Design for Tresor, 12th Isle, Ectotherm, Yes Wave, Luckyme and DDS feature.
Despite brandishing a name associated with typography and design, the first two editions of Tresor’s irregular Kern mix series have been somewhat lacking in the visual department. This changed with TJ ‘Objekt’ Hertz’s entry into the series with a third volume – roundly applauded as one of the best examples of the DJ mix in any format. Kern Vol. 3 also saw Tresor step up their design game. The label evidently put as much thought into how to present the project as Hertz did, commissioning Kasia Zacharko to provide some delightful fruit-themed photography across the CD edtion and 12″ samplers that lent the project an extra sense of insight into the world of TJ Hertz – limes in a large Sports Direct mug was a particularly nice touch. Complementing these was the overall design from Vanja Golubovic, a Serbian designer who has been heavily involved in Tresor’s branding this year. Golubovic went for simple understated typography that complemented the other visual elements and it should also be noted that the waxy veneer of the sleeves used for the two 12″ samplers made for an extra nice touch on a project that’s quality through and through.
Last year I was lucky enough to spend an afternoon interviewing Hoya:Hoya resident Jon Kraus, possibly one of the most under-rated DJs out there. One of the subjects we didn’t really cover in the hours talking that day was his design work, with his credits including the sleeve for The Electric Chair – Basement Soul Music (one of my favourite ever compilations). July saw Kraus thrust into the spotlight thanks to his involvement in the superb Equiknoxx retrospective on Demdike Stare’s DDS label which encompassed the overall design as well as curation with Sean Canty and Miles Whittaker. Riffing off Gavsbourg and Time Cow’s distinctive bird sampling, Kraus mixed vibrant eagle illustrations with bold text and background imagery provided courtesy of Eion MacManus, a New York-based artist who previously resided over Manchester foremost dancehall night Hot Milk.
New labels with distinctive artwork are always bound to catch our attention and four diverse examples shone through in July. First up is Yes Wave, a new label from Trevor Jackson founded to house a series of nine 12″s featuring unreleased Playgroup material. Also a clear opportunity for the highly-decorated graphic designer to reaffirm his status as one of the best when it comes to the fine art of the record sleeve. There is of course a concept to the visual side of this series, with all nine 12″s assembled to form a 36″ inch-squared image culled from classic photography by Bill Bernstein documenting the late-’70s disco era of Manhattan. As impressive as that will no doubt look, each individual 12″ should be quite eye-catching too on the basis of the debut edition from Jackson. A section of Bernstein’s photography has been blown up to take on an abstract dimension and some fine reverse sleeve typography.

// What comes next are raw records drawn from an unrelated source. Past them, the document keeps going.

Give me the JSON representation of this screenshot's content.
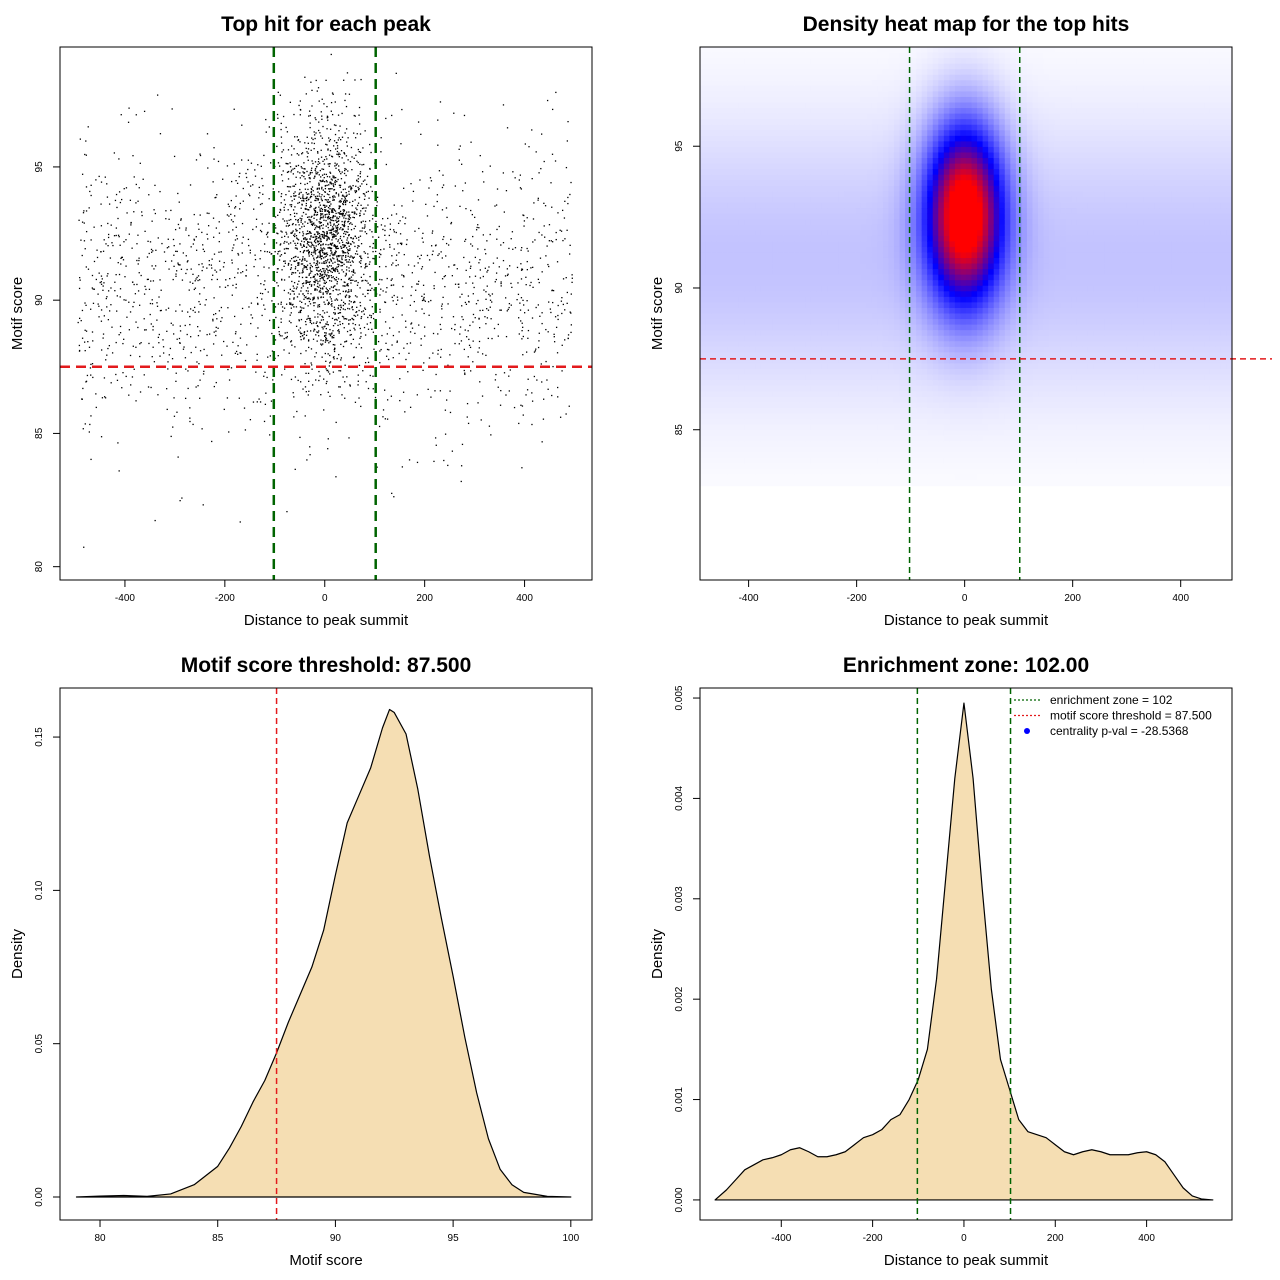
{
  "colors": {
    "frame": "#000000",
    "zone_line": "#006400",
    "threshold_line": "#e31a1c",
    "density_fill": "#f5deb3",
    "density_stroke": "#000000",
    "heat_low": "#ffffff",
    "heat_mid": "#0000ff",
    "heat_high": "#ff0000",
    "point": "#000000",
    "pval_point": "#0000ff"
  },
  "chart_data": [
    {
      "id": "scatter",
      "type": "scatter",
      "title": "Top hit for each peak",
      "xlabel": "Distance to peak summit",
      "ylabel": "Motif score",
      "xlim": [
        -530,
        535
      ],
      "ylim": [
        79.5,
        99.5
      ],
      "xticks": [
        "-400",
        "-200",
        "0",
        "200",
        "400"
      ],
      "yticks": [
        "80",
        "85",
        "90",
        "95"
      ],
      "vlines": [
        -102,
        102
      ],
      "hline": 87.5,
      "point_count": 3500,
      "distribution": {
        "uniform_x": [
          -495,
          495
        ],
        "uniform_y_mean": 90.5,
        "uniform_y_sd": 2.8,
        "central_x_mean": 0,
        "central_x_sd": 45,
        "central_y_mean": 92.3,
        "central_y_sd": 2.2,
        "central_fraction": 0.5
      },
      "grid": false
    },
    {
      "id": "heatmap",
      "type": "heatmap",
      "title": "Density heat map for the top hits",
      "xlabel": "Distance to peak summit",
      "ylabel": "Motif score",
      "xlim": [
        -490,
        495
      ],
      "ylim": [
        79.7,
        98.5
      ],
      "xticks": [
        "-400",
        "-200",
        "0",
        "200",
        "400"
      ],
      "yticks": [
        "85",
        "90",
        "95"
      ],
      "vlines": [
        -102,
        102
      ],
      "hline": 87.5,
      "peak": {
        "x": 0,
        "y": 92.6,
        "sx": 50,
        "sy": 2.2
      },
      "background_band": {
        "y": 91,
        "sy": 3.5,
        "x_half_width": 495
      },
      "grid": false
    },
    {
      "id": "score_density",
      "type": "area",
      "title": "Motif score threshold: 87.500",
      "xlabel": "Motif score",
      "ylabel": "Density",
      "xlim": [
        78.3,
        100.9
      ],
      "ylim": [
        -0.0075,
        0.166
      ],
      "xticks": [
        "80",
        "85",
        "90",
        "95",
        "100"
      ],
      "yticks": [
        "0.00",
        "0.05",
        "0.10",
        "0.15"
      ],
      "vline": 87.5,
      "x": [
        79,
        80,
        81,
        82,
        83,
        84,
        85,
        85.5,
        86,
        86.5,
        87,
        87.5,
        88,
        88.5,
        89,
        89.5,
        90,
        90.5,
        91,
        91.5,
        92,
        92.3,
        92.5,
        93,
        93.5,
        94,
        94.5,
        95,
        95.5,
        96,
        96.5,
        97,
        97.5,
        98,
        99,
        100
      ],
      "y": [
        0.0,
        0.0003,
        0.0005,
        0.0002,
        0.001,
        0.004,
        0.01,
        0.016,
        0.023,
        0.031,
        0.038,
        0.047,
        0.057,
        0.066,
        0.075,
        0.087,
        0.105,
        0.122,
        0.131,
        0.14,
        0.153,
        0.159,
        0.158,
        0.151,
        0.133,
        0.111,
        0.091,
        0.072,
        0.052,
        0.034,
        0.019,
        0.009,
        0.004,
        0.0015,
        0.0002,
        0.0
      ]
    },
    {
      "id": "distance_density",
      "type": "area",
      "title": "Enrichment zone: 102.00",
      "xlabel": "Distance to peak summit",
      "ylabel": "Density",
      "xlim": [
        -578,
        587
      ],
      "ylim": [
        -0.0002,
        0.0051
      ],
      "xticks": [
        "-400",
        "-200",
        "0",
        "200",
        "400"
      ],
      "yticks": [
        "0.000",
        "0.001",
        "0.002",
        "0.003",
        "0.004",
        "0.005"
      ],
      "vlines": [
        -102,
        102
      ],
      "x": [
        -545,
        -520,
        -500,
        -480,
        -460,
        -440,
        -420,
        -400,
        -380,
        -360,
        -340,
        -320,
        -300,
        -280,
        -260,
        -240,
        -220,
        -200,
        -180,
        -160,
        -140,
        -120,
        -100,
        -80,
        -60,
        -40,
        -20,
        0,
        20,
        40,
        60,
        80,
        100,
        120,
        140,
        160,
        180,
        200,
        220,
        240,
        260,
        280,
        300,
        320,
        340,
        360,
        380,
        400,
        420,
        440,
        460,
        480,
        500,
        520,
        545
      ],
      "y": [
        0.0,
        0.0001,
        0.0002,
        0.0003,
        0.00035,
        0.0004,
        0.00042,
        0.00045,
        0.0005,
        0.00052,
        0.00048,
        0.00043,
        0.00043,
        0.00045,
        0.00048,
        0.00055,
        0.00062,
        0.00065,
        0.0007,
        0.0008,
        0.00085,
        0.001,
        0.0012,
        0.0015,
        0.0022,
        0.0032,
        0.0042,
        0.00495,
        0.0042,
        0.0031,
        0.0021,
        0.0014,
        0.0011,
        0.0008,
        0.00068,
        0.00065,
        0.00062,
        0.00055,
        0.00048,
        0.00045,
        0.00048,
        0.0005,
        0.00048,
        0.00045,
        0.00045,
        0.00045,
        0.00047,
        0.00048,
        0.00045,
        0.00038,
        0.00025,
        0.00012,
        4e-05,
        1e-05,
        0.0
      ],
      "legend": {
        "placement": "top-right",
        "items": [
          {
            "label": "enrichment zone = 102",
            "kind": "line",
            "color": "#006400"
          },
          {
            "label": "motif score threshold = 87.500",
            "kind": "line",
            "color": "#e31a1c"
          },
          {
            "label": "centrality p-val = -28.5368",
            "kind": "point",
            "color": "#0000ff"
          }
        ]
      }
    }
  ]
}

12th Isle were always going to be under consideration, given how often designer Al White from the Glasgow collective has previously featured within this column for his work alongside Lindsay Todd for Firecracker. White’s artwork for the Thoughtstream album from Russian duo Dices + AEM expanded on the intricate and detailed illustrations that have made 12th Isle flyers so distinctive whilst adding an extra cosmic edge to the music within. Equally impressive-looking was the inaugural release on the Ectotherm label from Apeiron Crew pair Courtesy and Mama Snake. ‘Death by toddler with croquet mallet’ is the amusing scene seemingly depicted in Rune Svenningsen’s photography that makes Schacke’s Patterns Of Susceptibility 12″ so immediately eye-catching. Augmenting this, Lukas Højlund’s design took a more understated approach with plenty of room made for the superb Ectotherm logo.
Finally we have Pre-Echo Press, freshly-founded by New York-based visual artist Matt Connors as a “platform for disseminating a diverse and idiosyncratic array of recorded and printed matter.” Given his profession, it no surprise that this new endeavour from Connors is rather pleasing on the eye, with Pre-Echo delivering vinyl editions of two tapes from Root Strata co-founder Jefre Cantu-Ledesma. Given the disparate look of both Songs Of Forgiveness and Songs Of Remembrance in their original tape formats, Pre-Echo wisely dispensed with replicating the original artwork in favour of new design that lends a sense of visual consistency. Design for both records and the label identity comes courtesy of Joe Gilmore and its nice to see him afforded the chance to present all the music and design credits so clearly; quite an anomaly in an age where many labels try their hardest to hide who is responsible for the design and illustration.